Advantages of system prompt learning

  • More efficient data utilization : Through explicit “review” or “summary”, the model can absorb feedback more efficiently, which is higher-dimensional and richer than a simple reward scaler.
  • Stronger generalization : Explicit policies and experience summarization help the model transfer and apply knowledge to new tasks.

Karpathy compared the current LLM to the protagonist in the movie "Memento", who has no "memo" or "draft book" of his own and can only rely on parameters to remember everything. In fact, Master Zang's web page prompts are already playing this role, and a considerable part of them are co-created with AI.

He also said that if “system-prompted learning” can be realized, it will become a new and powerful learning paradigm in the LLM field .

However, there are still many problems that need to be solved, such as:

  • How to automatically edit and optimize system prompts?
  • Is it necessary to design a learning mechanism for the "editing system" itself?
  • How to gradually transform explicit knowledge into the "habitual" parameters of the model?
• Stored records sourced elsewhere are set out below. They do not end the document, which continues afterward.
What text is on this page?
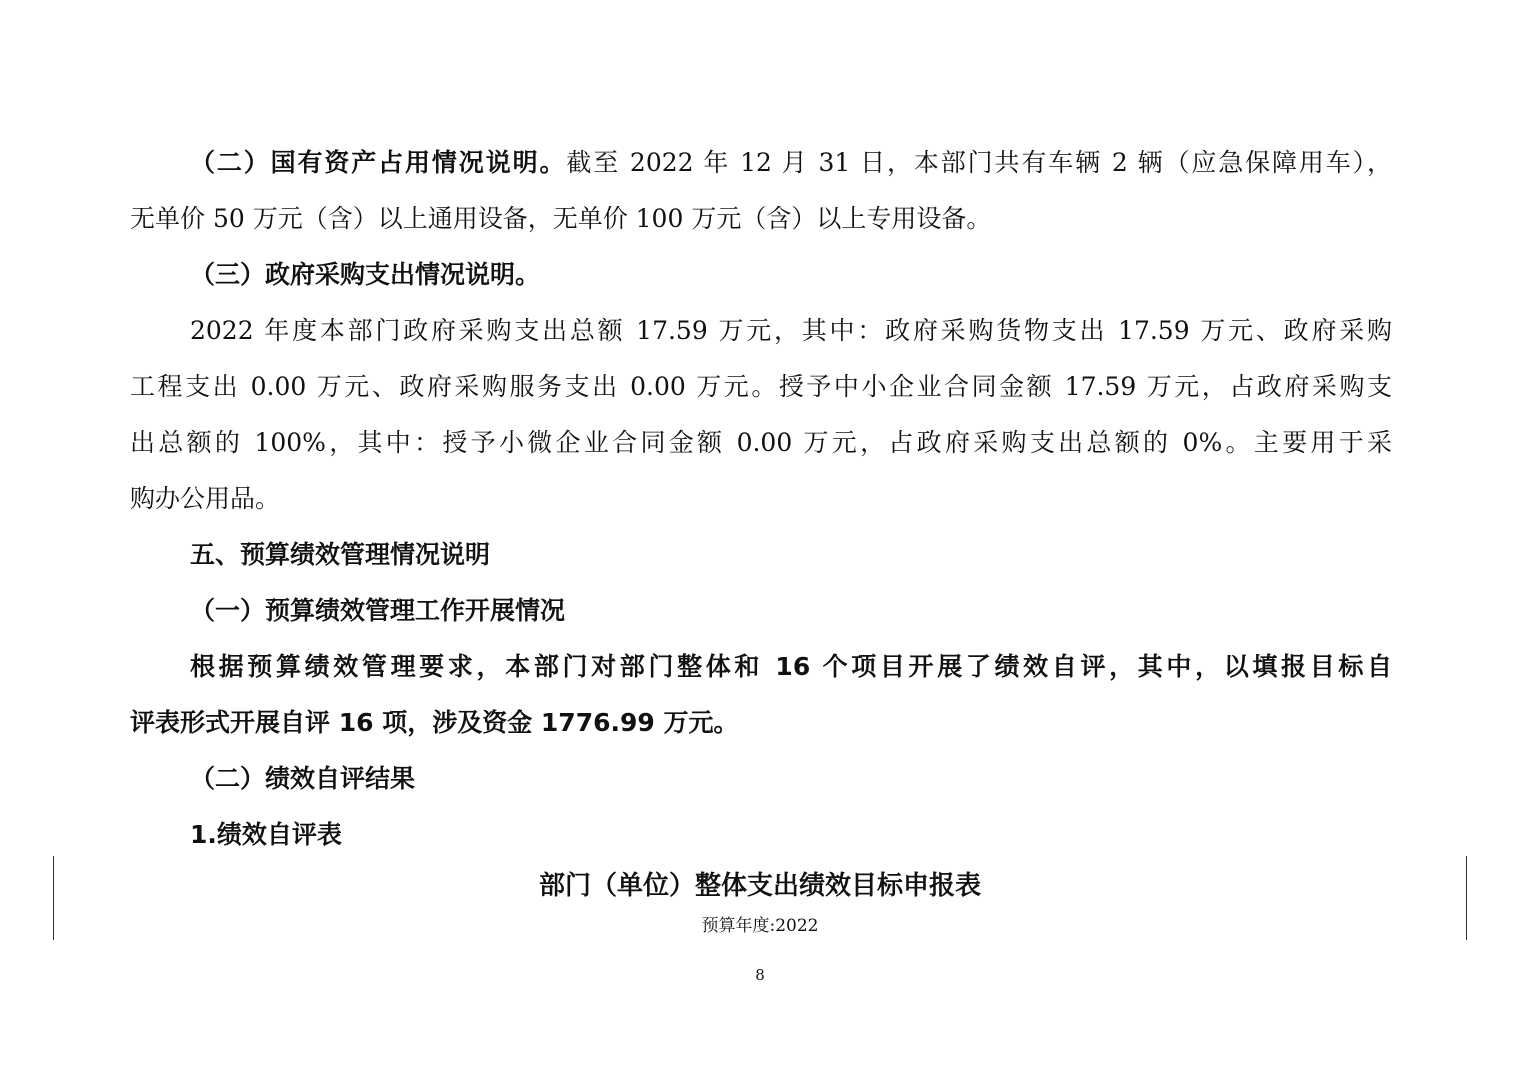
（二）国有资产占用情况说明。截至 2022 年 12 月 31 日，本部门共有车辆 2 辆（应急保障用车），
无单价 50 万元（含）以上通用设备，无单价 100 万元（含）以上专用设备。
（三）政府采购支出情况说明。
2022 年度本部门政府采购支出总额 17.59 万元，其中：政府采购货物支出 17.59 万元、政府采购
工程支出 0.00 万元、政府采购服务支出 0.00 万元。授予中小企业合同金额 17.59 万元，占政府采购支
出总额的 100%，其中：授予小微企业合同金额 0.00 万元，占政府采购支出总额的 0%。主要用于采
购办公用品。
五、预算绩效管理情况说明
（一）预算绩效管理工作开展情况
根据预算绩效管理要求，本部门对部门整体和 16 个项目开展了绩效自评，其中，以填报目标自
评表形式开展自评 16 项，涉及资金 1776.99 万元。
（二）绩效自评结果
1.绩效自评表
部门（单位）整体支出绩效目标申报表
预算年度:2022
8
System prompts are like a personal assistant's instruction manual. The more detailed they are, the more accurate the results.
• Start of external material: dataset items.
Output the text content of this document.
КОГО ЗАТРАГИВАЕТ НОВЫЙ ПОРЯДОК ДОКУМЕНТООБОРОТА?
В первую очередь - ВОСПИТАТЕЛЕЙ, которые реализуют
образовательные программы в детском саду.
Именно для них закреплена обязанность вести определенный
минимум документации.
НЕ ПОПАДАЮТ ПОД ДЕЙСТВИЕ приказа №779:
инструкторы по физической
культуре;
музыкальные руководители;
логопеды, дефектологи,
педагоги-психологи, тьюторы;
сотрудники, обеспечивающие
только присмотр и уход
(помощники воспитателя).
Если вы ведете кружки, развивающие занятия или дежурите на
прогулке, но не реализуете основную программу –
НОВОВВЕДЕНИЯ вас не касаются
When communicating with AI, it’s better to be clear than vague. Learn to be specific about requirements and boundaries, just like Claude’s prompts.

Use lists, formatting, and examples. AI is more likely to understand structured instructions.

"Prompt Engineering" is not a high-level technology, but an extension of daily communication skills. Ordinary people can also master it.

If you are interested, you can take a detailed look at Claude's prompt words and learn from them.

Moreover, Karpathy's system prompt learning can actually be partially implemented semi-automatically now, and practitioners can refer to it.